ロシアのウクライナ侵攻から3カ月が近づくが、膠着(こうちゃく)状態が続く戦況にプーチン大統領は怒りを隠せないのか。英国防省は19日の戦況分析で、ロシア軍が最近、複数の上級指揮官を更迭していると指摘した。将校らは失敗の責任回避に躍起となり、露軍内部で「隠蔽と責任転嫁の文化が蔓延(まんえん)しているようだ」との見方を示した。

【表でみる】ロシア・ウクライナが失った兵器の数

英国防省の分析によると、東部ハリコフの掌握失敗を理由に戦車部隊を指揮した中将が更迭されたほか、黒海艦隊を指揮した中将も旗艦モスクワの4月の沈没後に解任されたとみられる。
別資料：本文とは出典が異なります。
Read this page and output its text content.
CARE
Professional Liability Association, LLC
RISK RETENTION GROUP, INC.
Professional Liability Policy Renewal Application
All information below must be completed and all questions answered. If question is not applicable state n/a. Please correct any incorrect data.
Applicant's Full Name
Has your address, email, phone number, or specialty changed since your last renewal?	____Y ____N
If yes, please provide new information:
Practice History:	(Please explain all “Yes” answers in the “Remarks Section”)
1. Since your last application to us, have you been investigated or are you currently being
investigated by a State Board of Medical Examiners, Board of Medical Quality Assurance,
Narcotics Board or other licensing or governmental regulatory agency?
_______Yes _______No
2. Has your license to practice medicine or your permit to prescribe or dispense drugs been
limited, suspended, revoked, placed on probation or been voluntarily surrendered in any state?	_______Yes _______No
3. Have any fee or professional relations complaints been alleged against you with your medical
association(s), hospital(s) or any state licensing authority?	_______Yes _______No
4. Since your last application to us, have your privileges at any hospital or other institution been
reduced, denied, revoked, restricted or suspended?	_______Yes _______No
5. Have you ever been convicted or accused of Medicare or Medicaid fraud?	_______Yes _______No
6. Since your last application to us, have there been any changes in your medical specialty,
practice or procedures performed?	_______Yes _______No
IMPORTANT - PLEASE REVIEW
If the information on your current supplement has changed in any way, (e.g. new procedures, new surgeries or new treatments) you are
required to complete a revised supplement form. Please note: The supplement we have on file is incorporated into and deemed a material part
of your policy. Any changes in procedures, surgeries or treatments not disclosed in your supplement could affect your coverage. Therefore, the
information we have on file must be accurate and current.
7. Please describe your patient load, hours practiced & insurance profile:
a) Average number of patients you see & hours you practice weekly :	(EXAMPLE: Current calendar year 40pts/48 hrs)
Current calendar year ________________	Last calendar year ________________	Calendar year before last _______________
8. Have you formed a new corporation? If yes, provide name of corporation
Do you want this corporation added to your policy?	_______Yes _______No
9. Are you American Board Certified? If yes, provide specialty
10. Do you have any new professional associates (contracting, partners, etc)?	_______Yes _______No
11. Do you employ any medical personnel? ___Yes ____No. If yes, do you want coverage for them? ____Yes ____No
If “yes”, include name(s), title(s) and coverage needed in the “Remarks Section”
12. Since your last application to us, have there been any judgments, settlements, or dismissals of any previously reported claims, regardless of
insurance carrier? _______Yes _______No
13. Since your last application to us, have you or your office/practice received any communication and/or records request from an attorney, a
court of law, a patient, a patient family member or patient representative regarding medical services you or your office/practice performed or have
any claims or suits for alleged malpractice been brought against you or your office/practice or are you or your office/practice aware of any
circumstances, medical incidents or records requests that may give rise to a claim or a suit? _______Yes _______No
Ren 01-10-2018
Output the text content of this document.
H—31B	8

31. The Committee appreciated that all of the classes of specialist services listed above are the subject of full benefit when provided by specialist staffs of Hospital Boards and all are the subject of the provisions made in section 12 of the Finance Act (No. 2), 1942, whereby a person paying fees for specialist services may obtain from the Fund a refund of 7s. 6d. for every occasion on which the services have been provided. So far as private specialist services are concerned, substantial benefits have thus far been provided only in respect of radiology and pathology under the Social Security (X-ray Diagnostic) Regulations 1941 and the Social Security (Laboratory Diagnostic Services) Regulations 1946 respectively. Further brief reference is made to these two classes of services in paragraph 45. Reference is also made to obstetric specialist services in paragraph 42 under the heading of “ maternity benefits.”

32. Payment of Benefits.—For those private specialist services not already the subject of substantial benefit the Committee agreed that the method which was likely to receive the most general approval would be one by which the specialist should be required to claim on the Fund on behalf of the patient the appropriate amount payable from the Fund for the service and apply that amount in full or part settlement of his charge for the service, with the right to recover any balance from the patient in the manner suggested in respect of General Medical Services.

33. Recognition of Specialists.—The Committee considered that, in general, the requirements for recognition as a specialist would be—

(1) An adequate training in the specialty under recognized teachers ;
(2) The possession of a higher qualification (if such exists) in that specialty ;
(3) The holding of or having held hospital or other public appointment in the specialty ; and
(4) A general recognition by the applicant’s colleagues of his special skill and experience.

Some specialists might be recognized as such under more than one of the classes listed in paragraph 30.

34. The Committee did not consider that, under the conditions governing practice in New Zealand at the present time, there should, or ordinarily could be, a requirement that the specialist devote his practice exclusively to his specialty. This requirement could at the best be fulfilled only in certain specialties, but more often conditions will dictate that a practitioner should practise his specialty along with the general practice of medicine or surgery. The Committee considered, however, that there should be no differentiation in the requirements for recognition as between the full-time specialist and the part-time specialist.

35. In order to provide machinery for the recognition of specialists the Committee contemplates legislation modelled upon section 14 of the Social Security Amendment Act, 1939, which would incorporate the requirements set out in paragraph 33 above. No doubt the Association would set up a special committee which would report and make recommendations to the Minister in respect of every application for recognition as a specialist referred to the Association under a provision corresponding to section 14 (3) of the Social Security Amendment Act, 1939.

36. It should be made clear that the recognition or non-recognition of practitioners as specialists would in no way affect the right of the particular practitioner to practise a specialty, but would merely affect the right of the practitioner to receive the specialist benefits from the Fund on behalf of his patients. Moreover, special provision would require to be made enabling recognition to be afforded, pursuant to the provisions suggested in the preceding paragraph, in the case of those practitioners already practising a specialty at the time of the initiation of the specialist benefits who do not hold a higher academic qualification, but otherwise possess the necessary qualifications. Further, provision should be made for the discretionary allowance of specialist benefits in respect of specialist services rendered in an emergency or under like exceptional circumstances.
プーチン氏は東部ドンバスなど露軍部隊の移動指示に直接関与したとされ、懲罰人事にも意向が反映されたと考えるのが自然だ。

分析では、制服組トップのゲラシモフ参謀総長は留任のもようだが、プーチン氏の信任を得られているのか「はっきりしない」としている。

英国防省は「将校らが重要な決定を上官に委ねようとする傾向が強まる」とし、「露軍が主導権を取り戻すのは困難だろう」と予測した。

経済では「脱ロシア」が広がる。16日に仏ルノーと、米マクドナルドが撤退を発表したが、ロシアに進出する日本の上場企業168社のうち、42%に当たる71社が事業の停止や撤退を決めたことが帝国データバンクの調べで分かった。4月時点の60社から11社増えた。

製品の出荷や受注を含む「取引停止」が2社増の33社、現地工場などの「生産停止」が3社増の14社、店舗などの「営業停止」が1社増の10社、撤退は3社で変わらず、その他が11社だった。